I know I don't blog much anymore
But I've been busy... honest. It's tough raising a kid these days. And I've been doing some reading that I would like to both document and share with anyone who happens upon these pages.
The things that have blown my mind recently are all scientific and/or metaphysical papers. I don't know. Seems like I've been on a science bender recently. Just thinking, I suppose. It's good to exercise the mind.
But in any case, the stuff I've come across is below. The time invested in reading the links is well worth it many times over. Oh-- sorry about all the .pdfs.
- The first item of interest has to do with a certain astrophysicist of note: Max Tegmark. See, he had this article in Scientific American, which (I was very annoyed to find out) was not available on the freeweb. So I hit up his site and came across two papers that were extremely interesting. The first was Parallel Universes, which discusses the multiverse. This implicates the universe is composed of mathematics -which is eloquently put forth in Shut Up and Calculate - which coincidentally happens to be the "Director's Cut" of the above-mentioned SciAm article. (So there! Hah! Thank you arXiv.org) Additional material including thoughful criticism is found in the utterly fantastic On Math, Matter and Mind, which is a wonderful three-way discussion of the relationship between the titular subjects.

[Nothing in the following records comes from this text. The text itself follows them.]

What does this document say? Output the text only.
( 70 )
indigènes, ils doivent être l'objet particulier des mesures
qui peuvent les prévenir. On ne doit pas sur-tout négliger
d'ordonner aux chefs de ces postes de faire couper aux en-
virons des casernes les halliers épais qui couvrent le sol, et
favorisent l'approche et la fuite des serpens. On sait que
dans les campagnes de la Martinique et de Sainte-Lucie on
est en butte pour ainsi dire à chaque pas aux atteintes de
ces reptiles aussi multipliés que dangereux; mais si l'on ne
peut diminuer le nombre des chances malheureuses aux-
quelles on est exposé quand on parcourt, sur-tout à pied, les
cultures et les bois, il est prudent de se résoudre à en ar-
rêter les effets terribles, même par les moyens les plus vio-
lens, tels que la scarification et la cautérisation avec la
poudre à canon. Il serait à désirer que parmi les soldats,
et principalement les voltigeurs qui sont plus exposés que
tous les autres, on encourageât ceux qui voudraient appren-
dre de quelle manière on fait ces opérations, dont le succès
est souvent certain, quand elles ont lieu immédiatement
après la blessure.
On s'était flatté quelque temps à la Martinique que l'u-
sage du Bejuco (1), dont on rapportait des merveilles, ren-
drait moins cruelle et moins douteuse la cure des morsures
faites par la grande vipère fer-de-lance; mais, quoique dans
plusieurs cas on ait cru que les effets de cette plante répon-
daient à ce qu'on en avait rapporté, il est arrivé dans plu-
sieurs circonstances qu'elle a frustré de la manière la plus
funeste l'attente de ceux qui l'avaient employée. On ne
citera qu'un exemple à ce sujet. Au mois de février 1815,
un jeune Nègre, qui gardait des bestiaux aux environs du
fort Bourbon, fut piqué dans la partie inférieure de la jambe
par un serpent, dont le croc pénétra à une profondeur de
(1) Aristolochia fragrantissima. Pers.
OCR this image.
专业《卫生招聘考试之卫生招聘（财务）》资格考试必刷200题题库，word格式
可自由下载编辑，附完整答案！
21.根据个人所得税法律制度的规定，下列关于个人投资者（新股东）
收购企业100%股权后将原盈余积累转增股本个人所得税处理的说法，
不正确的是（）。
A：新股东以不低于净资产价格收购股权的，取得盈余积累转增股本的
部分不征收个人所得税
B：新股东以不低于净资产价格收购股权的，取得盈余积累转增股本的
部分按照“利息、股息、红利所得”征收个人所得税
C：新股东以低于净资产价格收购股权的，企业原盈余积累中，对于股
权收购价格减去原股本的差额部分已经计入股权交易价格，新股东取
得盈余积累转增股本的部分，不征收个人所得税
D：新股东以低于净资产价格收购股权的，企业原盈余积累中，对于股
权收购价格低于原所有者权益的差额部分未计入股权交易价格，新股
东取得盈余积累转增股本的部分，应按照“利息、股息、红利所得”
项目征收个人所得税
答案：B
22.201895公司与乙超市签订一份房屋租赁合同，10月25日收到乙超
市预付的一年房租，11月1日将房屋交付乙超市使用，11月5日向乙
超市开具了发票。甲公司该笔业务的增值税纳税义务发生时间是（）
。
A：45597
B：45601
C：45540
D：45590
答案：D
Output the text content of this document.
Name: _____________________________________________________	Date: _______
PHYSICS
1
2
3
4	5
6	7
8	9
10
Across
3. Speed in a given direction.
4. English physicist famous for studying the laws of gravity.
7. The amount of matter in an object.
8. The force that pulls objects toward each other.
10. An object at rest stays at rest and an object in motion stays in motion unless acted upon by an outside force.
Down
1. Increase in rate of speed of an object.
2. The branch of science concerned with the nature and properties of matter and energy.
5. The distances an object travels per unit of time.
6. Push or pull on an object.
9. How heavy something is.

- So as I'm exploring the material above, the Internet offers up the fact that there is a metaphysics called Modal Realism, championed by one David Lewis in On the Plurality of Worlds (which I'm buying tonight). Funny thing is, it meshes perfectly with Tegmark's parallel universe theory. Then the Internet comes through yet again with Damon Woolsey's Modal Realism primer, and then the absolute kicker, his dissertation, A Fundamental Theory of Genuine Modal Realism, which corrects what Woolsey sees as some flaws with Lewis's version. And is terrifyingly enjoyable to boot.
- Then, as if my mind wasn't blown enough by this point... along comes this great piece: The universe: a cryogenic habitat for microbial life, which points out that all the dust floating around in the universe is pretty much bacteria. Yep. Life everywhere. Going everywhere.
- Oh, and then in all this rooting around, out popped Global Workspace Theory, brought to us by Bernard J. Baars' A Cognitive Theory of Consciousness, which is both comprehensive and defensible. I've loved this kind of stuff ever since I studied cognitive science and cognitive psychology back in college.
- Also interesting are the Brights, trying to do for atheism with "bright" what "gay" did for homosexuality, Daniel Dennett's powerful demand that science investigate religion: Breaking The Spell, and Marc Hauser's compelling case for evolved morals in Moral Minds.
- And then be sure not to miss the highly recommended hulu.com's Space Rip channel and of course, Joss Whedon's Dr. Horrible's Sing-Along Blog.
- Finally, I'd like to give mad props to the incredible open source frameworks jQuery and CodeIgniter. I'm using them to make some pretty incredible things.